When I was made king, I wore a thick black beard, and a tall gold crown bejeweled with rubies as dark as blood, and a heavy silver robe that hung straight down from my shoulders like a drape in a movie house. That was as it should be. I was only a play king, after all, just a kid. The beard was pasted to my face. The myrrh, a small brass vase fit for a single flower, I held before me at my waist, with elaborate gentleness to suggest that the precious liquid must be protected at all costs from spilling onto the sand.

Not that there was any sand. Not that there was any precious liquid. Not that I would have recognized its preciousness in any case, my entire knowledge of myrrh deriving from the lines I sang, about its being "bitter perfume" that "breathes a life of gathering gloom." As for the procession itself, felt a shade out of place. It was a Quaker school and I, a Jew, was taking part in the Christian ceremony, the pageant, the heart and beginning of the story in which my people were eventually and ignorantly to be condemmed. o

Yet I bore my myrrh all the same, and sang out my heart with my two fellow kings, Messrs. Gold and Frankincese. Here's how we did it in rehearsal: We three kings of Oreint are , Tried to smoke a rubber cigar , It was loaded, it exploded , That's how we got so far .

(In those days such stuff passed for sacrilege, and humor.) But when it came to putting on the show for real, we sang the song the right way, about our "star of wonder," the cardboard star suspended on wires above the alabaster child.

The truth was that I did not feel all that out of place in the ceremony.
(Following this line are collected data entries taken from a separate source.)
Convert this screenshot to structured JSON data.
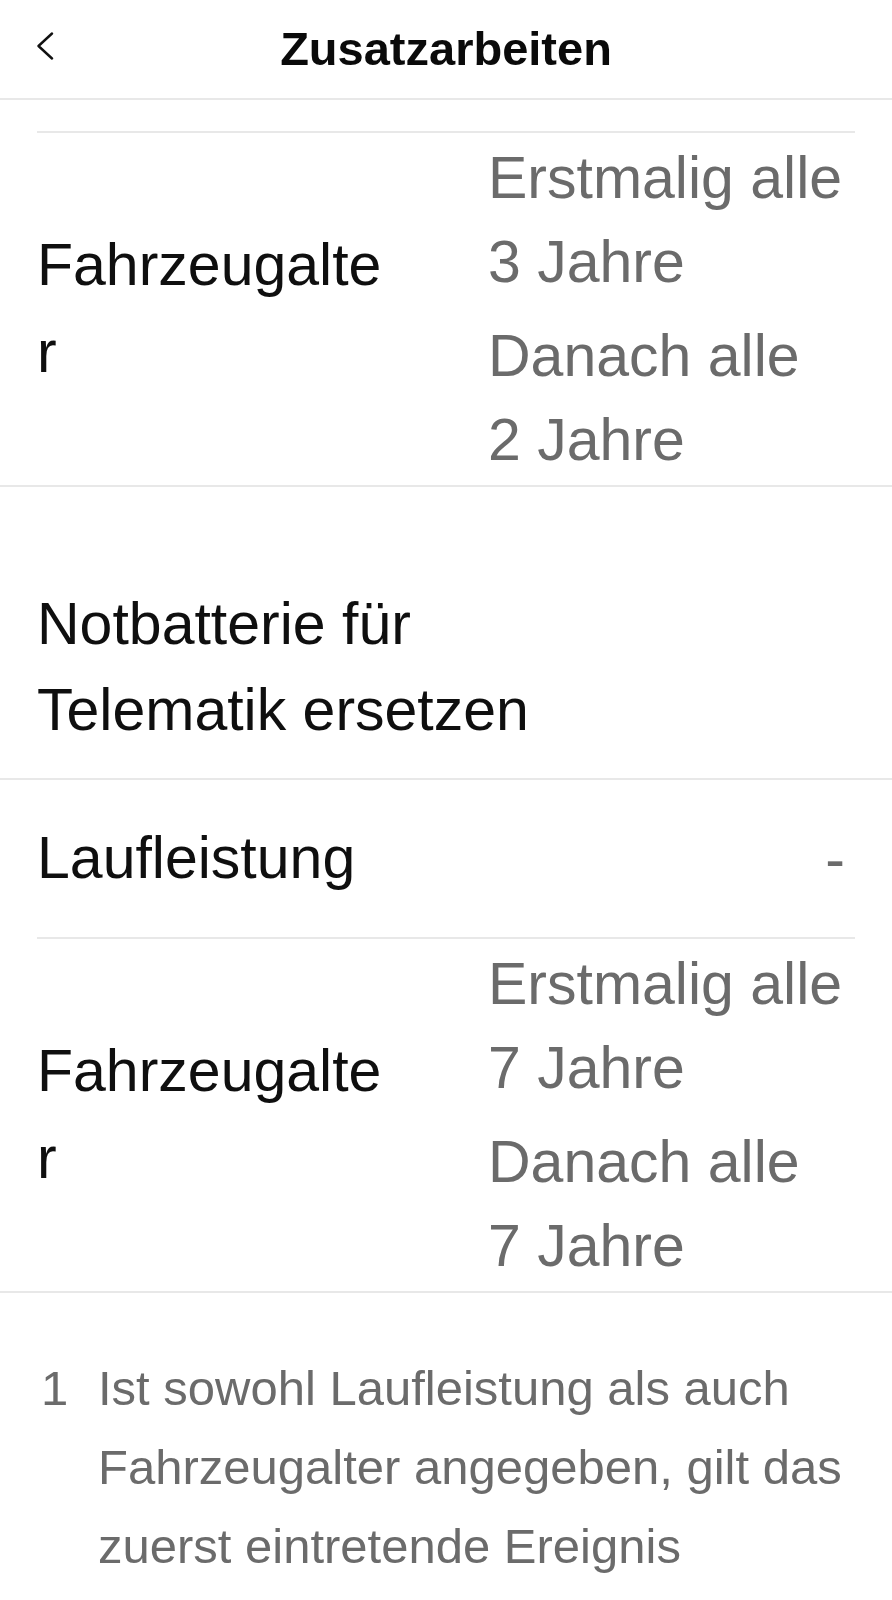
{
  "header": {
    "title": "Zusatzarbeiten"
  },
  "sections": [
    {
      "kind": "rows",
      "rows": [
        {
          "label": "Fahrzeugalter",
          "values": [
            "Erstmalig alle 3 Jahre",
            "Danach alle 2 Jahre"
          ]
        }
      ]
    },
    {
      "kind": "heading",
      "title": "Notbatterie für Telematik ersetzen"
    },
    {
      "kind": "rows",
      "rows": [
        {
          "label": "Laufleistung",
          "values": [
            "-"
          ]
        },
        {
          "label": "Fahrzeugalter",
          "values": [
            "Erstmalig alle 7 Jahre",
            "Danach alle 7 Jahre"
          ]
        }
      ]
    }
  ],
  "footnotes": [
    {
      "number": "1",
      "text": "Ist sowohl Laufleistung als auch Fahrzeugalter angegeben, gilt das zuerst eintretende Ereignis"
    }
  ]
}
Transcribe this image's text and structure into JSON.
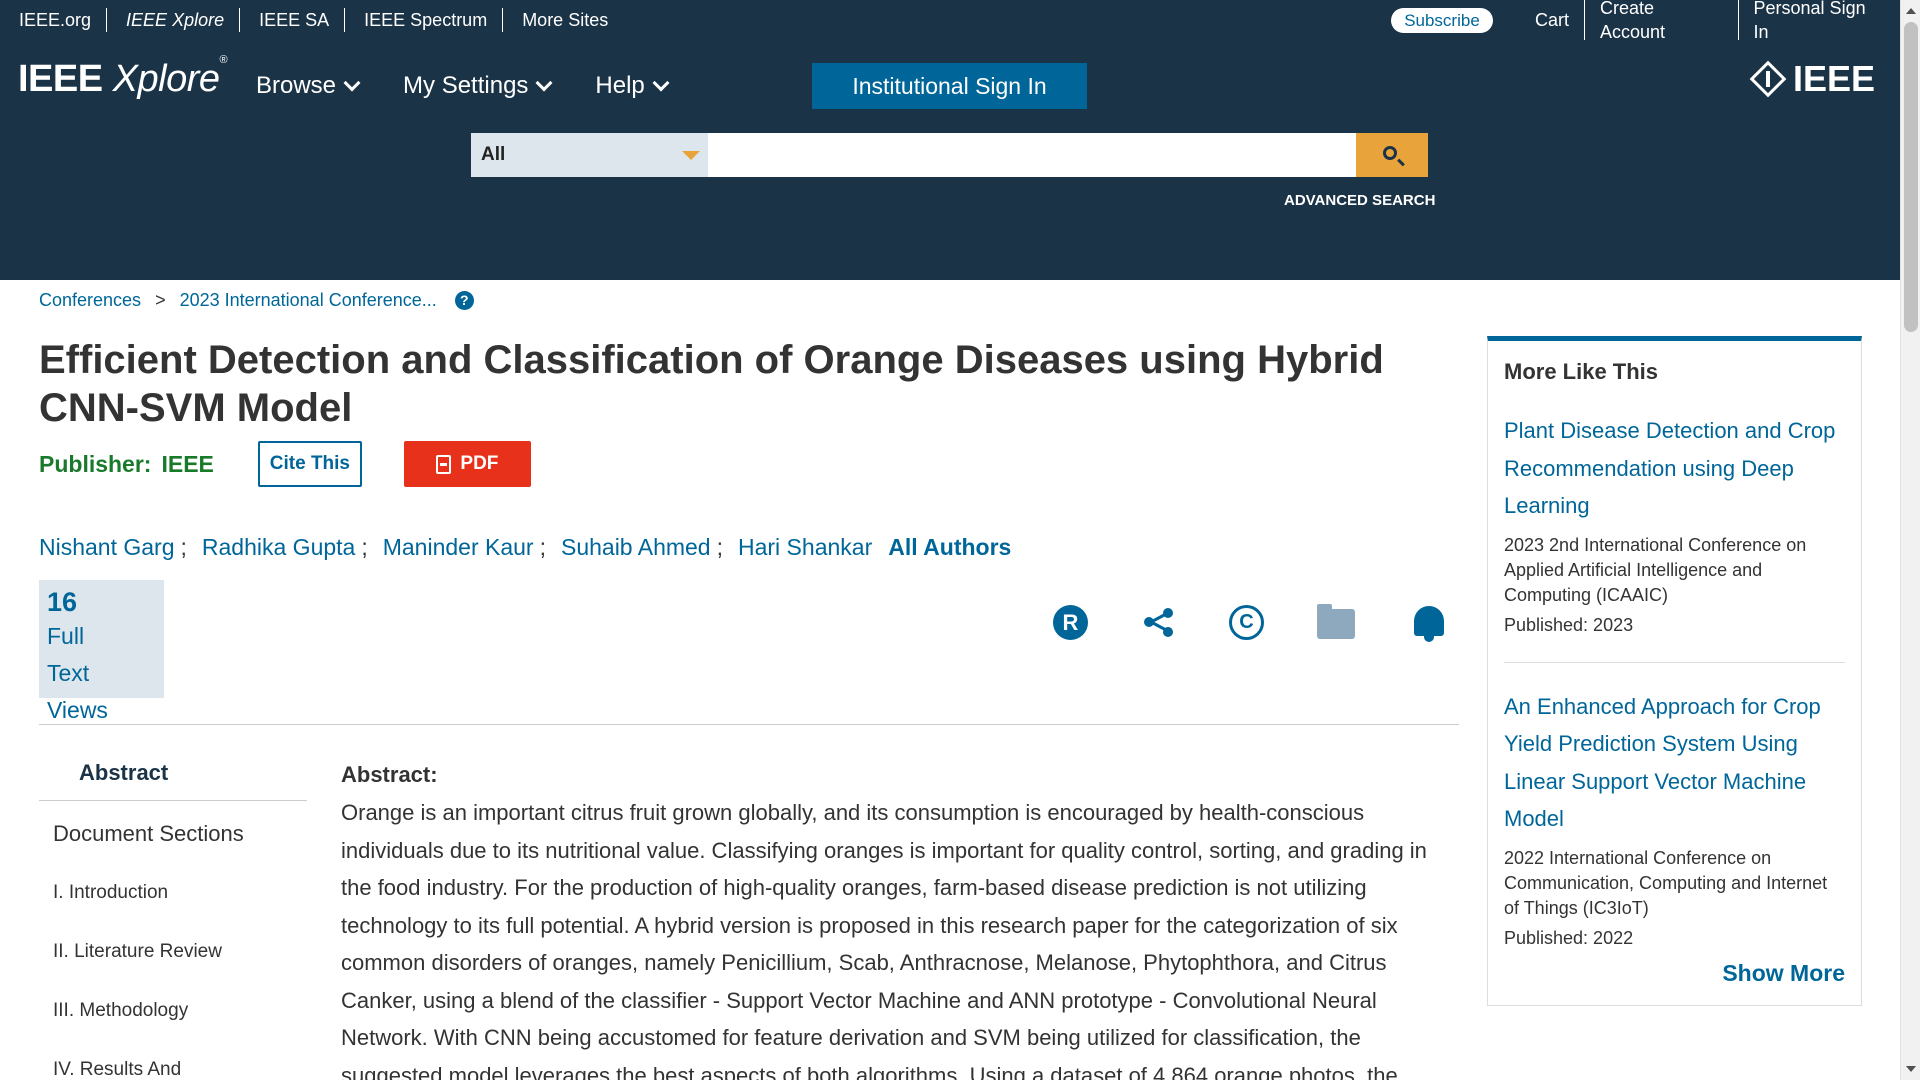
{
  "topbar": {
    "links": [
      "IEEE.org",
      "IEEE Xplore",
      "IEEE SA",
      "IEEE Spectrum",
      "More Sites"
    ],
    "subscribe": "Subscribe",
    "right_links": [
      "Cart",
      "Create Account",
      "Personal Sign In"
    ]
  },
  "header": {
    "logo_main": "IEEE",
    "logo_sub": "Xplore",
    "logo_reg": "®",
    "nav": [
      "Browse",
      "My Settings",
      "Help"
    ],
    "institutional_sign_in": "Institutional Sign In",
    "ieee_logo": "IEEE"
  },
  "search": {
    "scope": "All",
    "placeholder": "",
    "advanced": "ADVANCED SEARCH"
  },
  "breadcrumb": {
    "items": [
      "Conferences",
      "2023 International Conference..."
    ],
    "separator": ">",
    "help": "?"
  },
  "article": {
    "title": "Efficient Detection and Classification of Orange Diseases using Hybrid CNN-SVM Model",
    "publisher_label": "Publisher:",
    "publisher": "IEEE",
    "cite_button": "Cite This",
    "pdf_button": "PDF",
    "authors": [
      "Nishant Garg",
      "Radhika Gupta",
      "Maninder Kaur",
      "Suhaib Ahmed",
      "Hari Shankar"
    ],
    "author_separator": ";",
    "all_authors": "All Authors",
    "metrics": {
      "count": "16",
      "label_line1": "Full",
      "label_line2": "Text Views"
    },
    "tool_icons": [
      "rights-icon",
      "share-icon",
      "copyright-icon",
      "folder-icon",
      "bell-icon"
    ],
    "tools": {
      "rights_glyph": "R",
      "copyright_glyph": "C"
    }
  },
  "sidenav": {
    "abstract": "Abstract",
    "document_sections": "Document Sections",
    "sections": [
      "I.  Introduction",
      "II.  Literature Review",
      "III.  Methodology",
      "IV.  Results And"
    ]
  },
  "abstract": {
    "heading": "Abstract:",
    "text": "Orange is an important citrus fruit grown globally, and its consumption is encouraged by health-conscious individuals due to its nutritional value. Classifying oranges is important for quality control, sorting, and grading in the food industry. For the production of high-quality oranges, farm-based disease prediction is not utilizing technology to its full potential. A hybrid version is proposed in this research paper for the categorization of six common disorders of oranges, namely Penicillium, Scab, Anthracnose, Melanose, Phytophthora, and Citrus Canker, using a blend of the classifier - Support Vector Machine and ANN prototype - Convolutional Neural Network. With CNN being accustomed for feature derivation and SVM being utilized for classification, the suggested model leverages the best aspects of both algorithms. Using a dataset of 4,864 orange photos, the"
  },
  "more_like_this": {
    "heading": "More Like This",
    "items": [
      {
        "title": "Plant Disease Detection and Crop Recommendation using Deep Learning",
        "conference": "2023 2nd International Conference on Applied Artificial Intelligence and Computing (ICAAIC)",
        "published": "Published: 2023"
      },
      {
        "title": "An Enhanced Approach for Crop Yield Prediction System Using Linear Support Vector Machine Model",
        "conference": "2022 International Conference on Communication, Computing and Internet of Things (IC3IoT)",
        "published": "Published: 2022"
      }
    ],
    "show_more": "Show More"
  },
  "colors": {
    "header_bg": "#1b3347",
    "link": "#006699",
    "accent_search": "#e8a33a",
    "pdf_red": "#e8311a",
    "publisher_green": "#1a7a2b"
  }
}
For one thing, the pageant was inclusive, welcoming; it did not allow for misfits, this story of the birth of a supreme misfit. For another, it was played by children, who love a misfit naturally, and were honoring one of their own.

Which may be why parents cry at pageants -- cry for the lost lives of the children, sure to be lost, singing the praises of one whose life is also sure to be lost, at the outset. Those expensive gifts the kings carry will not amount to much in the long run. In the long run, a grown-up's fear -- a king's, in fact -- will take the life of that child, will say to children everywhere of every time: you know, you are not to be trusted.

Which is true.

Take that Jesus kid, for example, the smallest part in the show. There was an untrustworthy child for you. Turned the world on its head. Got to watch them every second. Give'em an inch, give'em a finger. They all think they're born under stars.

And they approve of each other, too. Thick as thieves, those kids, the lawless shielding the lawless. They will lie through their teeth, hide each other out, alibi left and right. They have no conscience, no respect for government. What do they care for diplomacy, for detente? Every mother's son knows in his treacherous heart that the world is not his, that kings may come around to make a temporary fuss, but that power belongs to the higher-ups, to the much higher-ups, who will cross you in a moment if you play life too straight, too kind.

Ah, the year 1. Now, that was the International Year of the Child. It was cold, I remember that. And I was afraid the myrrh might freeze in the vase, so that when I finally approached the manager all I would be able to offer my fellow child would be ice. Perhaps that would have been better -- better still to give him nothing whatever, rather than say what I was supposed to say, about breathing a life of gathering gloom. What right had I to tell him that? What right, to present a child with the future?

Yet who could ever be sure of the end of things, on so promising a night?